De Paris, il n'y a aucune chance d'y travailler si peu que ce soit. (Et au nom de quoi serait-il permis à un Français de coloniser, mais non de décoloniser ?) De Cuba, c'est autre chose. Et il est certainement plus exaltant pour un jeune professeur de se lier d'amitié avec Fidel Castro, de vivre intensément l'histoire assez extraordinaire de Cuba et de devenir le théoricien de la Révolution en Amérique latine, que de préparer une classe de petits Français au bachot. C'est plus exaltant — et peut-être moins utile — mais chacun ne vit qu'une fois et, à la fin, pour lui.
Du moins, dans cette façon de vivre pour lui, Régis Debray vivait-il pour le meilleur de lui-même.
Et puis, soudain, le voilà pris dans un piège très cruel. Il ne s'agit pas seulement de la cellule où il croupit depuis six mois. Si pénible qu'elle soit, l'expérience de la prison n'est vaine pour personne qui réfléchisse un peu, surtout quand on la vit avec la certitude d'y être pour la bonne cause. On l'en extirpe, on l'y remet, on lui organise des conférences aux journalistes et aux étudiants, on le réincarcère... Et cela doit être très dur, plus dur, en dépit des apparences, que ne le serait une coupure franche avec le monde extérieur. La coupure, ainsi, ne cicatrise jamais. Ce n'est encore rien. La perspective de passer quelques années dans les cachots boliviens ? Atroce. Mais, pire encore, du moins dans ce qu'il vit en ce moment, doit être le sentiment de sa responsabilité.
Brusquement placé sous tous les projecteurs du monde, cloué sur la scène par les mêmes faisceaux que Che Guevara, chacune de ses déclarations et de ses attitudes compte. Pas ici, mais dans toute l'Amérique.
Lorsque, atteint par la mort de Guevara, il aggrave juridiquement son cas pour dire : « J'étais avec lui... Que le tribunal me fasse l'honneur de me déclarer coresponsable de l'activité des guérilleros en Bolivie », est-ce un geste fécond par son retentissement ? Ou une faute tactique, une exhibition malheureuse, une faiblesse d'intellectuel humilié d'être tenu pour physiquement impropre à la lutte armée ?
Là où il en est, il n'y a d'autre arme que le caractère et le cerveau. Bien sûr, il le sait. Il ne s'agit plus de sauver l'âme de Régis Debray en sacrifiant sa vie aux opprimés, mais de dépasser une aventure individuelle, de lui donner un sens universel pour qu'elle serve ses objectifs : la conquête du pouvoir par les révolutionnaires d'Amérique latine.

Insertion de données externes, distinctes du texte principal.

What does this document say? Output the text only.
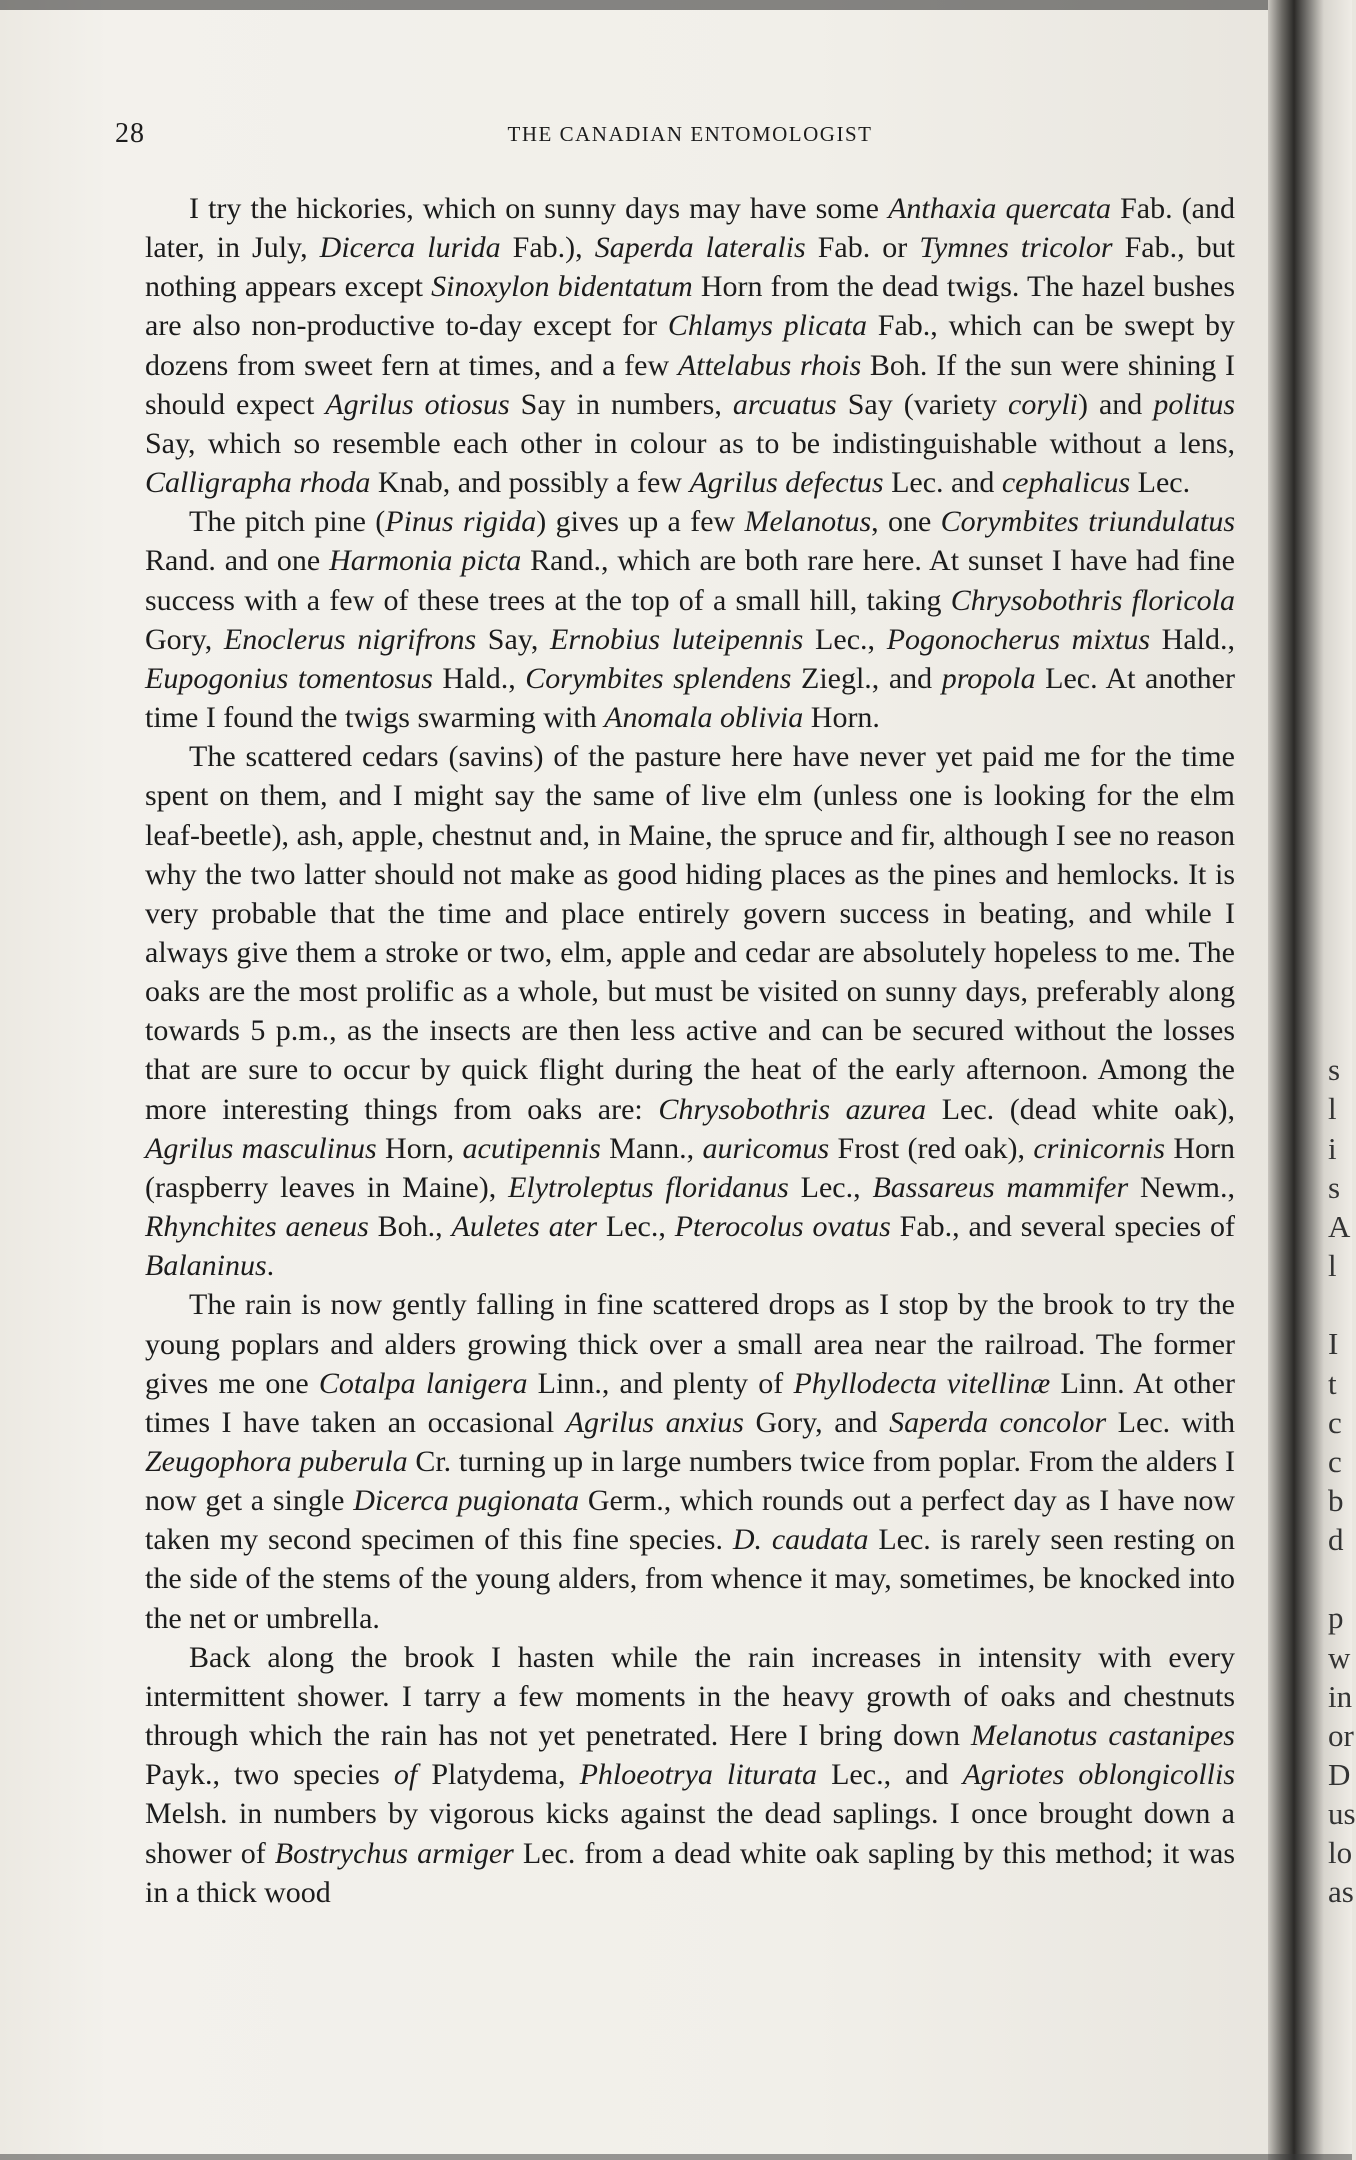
s
l
i
s
A
l
I
t
c
c
b
d
p
w
in
or
D
us
lo
as
28	THE CANADIAN ENTOMOLOGIST

I try the hickories, which on sunny days may have some Anthaxia quercata Fab. (and later, in July, Dicerca lurida Fab.), Saperda lateralis Fab. or Tymnes tricolor Fab., but nothing appears except Sinoxylon bidentatum Horn from the dead twigs. The hazel bushes are also non-productive to-day except for Chlamys plicata Fab., which can be swept by dozens from sweet fern at times, and a few Attelabus rhois Boh. If the sun were shining I should expect Agrilus otiosus Say in numbers, arcuatus Say (variety coryli) and politus Say, which so resemble each other in colour as to be indistinguishable without a lens, Calligrapha rhoda Knab, and possibly a few Agrilus defectus Lec. and cephalicus Lec.

The pitch pine (Pinus rigida) gives up a few Melanotus, one Corymbites triundulatus Rand. and one Harmonia picta Rand., which are both rare here. At sunset I have had fine success with a few of these trees at the top of a small hill, taking Chrysobothris floricola Gory, Enoclerus nigrifrons Say, Ernobius luteipennis Lec., Pogonocherus mixtus Hald., Eupogonius tomentosus Hald., Corymbites splendens Ziegl., and propola Lec. At another time I found the twigs swarming with Anomala oblivia Horn.

The scattered cedars (savins) of the pasture here have never yet paid me for the time spent on them, and I might say the same of live elm (unless one is looking for the elm leaf-beetle), ash, apple, chestnut and, in Maine, the spruce and fir, although I see no reason why the two latter should not make as good hiding places as the pines and hemlocks. It is very probable that the time and place entirely govern success in beating, and while I always give them a stroke or two, elm, apple and cedar are absolutely hopeless to me. The oaks are the most prolific as a whole, but must be visited on sunny days, preferably along towards 5 p.m., as the insects are then less active and can be secured without the losses that are sure to occur by quick flight during the heat of the early afternoon. Among the more interesting things from oaks are: Chrysobothris azurea Lec. (dead white oak), Agrilus masculinus Horn, acutipennis Mann., auricomus Frost (red oak), crinicornis Horn (raspberry leaves in Maine), Elytroleptus floridanus Lec., Bassareus mammifer Newm., Rhynchites aeneus Boh., Auletes ater Lec., Pterocolus ovatus Fab., and several species of Balaninus.

The rain is now gently falling in fine scattered drops as I stop by the brook to try the young poplars and alders growing thick over a small area near the railroad. The former gives me one Cotalpa lanigera Linn., and plenty of Phyllodecta vitellinæ Linn. At other times I have taken an occasional Agrilus anxius Gory, and Saperda concolor Lec. with Zeugophora puberula Cr. turning up in large numbers twice from poplar. From the alders I now get a single Dicerca pugionata Germ., which rounds out a perfect day as I have now taken my second specimen of this fine species. D. caudata Lec. is rarely seen resting on the side of the stems of the young alders, from whence it may, sometimes, be knocked into the net or umbrella.

Back along the brook I hasten while the rain increases in intensity with every intermittent shower. I tarry a few moments in the heavy growth of oaks and chestnuts through which the rain has not yet penetrated. Here I bring down Melanotus castanipes Payk., two species of Platydema, Phloeotrya liturata Lec., and Agriotes oblongicollis Melsh. in numbers by vigorous kicks against the dead saplings. I once brought down a shower of Bostrychus armiger Lec. from a dead white oak sapling by this method; it was in a thick wood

Il s'agit, en cet instant privilégié où il attire sur lui la lumière, d'avoir une étincelle de génie politique — ou d'être seulement un homme courageux. Régis Debray connaît trop bien l'Histoire pour ignorer qu'elle se fait d'abord avec des mots.
Fidel Castro, arrêté à Cuba après l'attaque de la caserne de Moncada, fit de sa propre plaidoirie un incendie. C'était un intellectuel bourgeois élevé par les Jésuites.
Ainsi arrive-t-il qu'un jeune homme tienne entre ses mains bien plus que son propre sort. C'est un écrasant cadeau.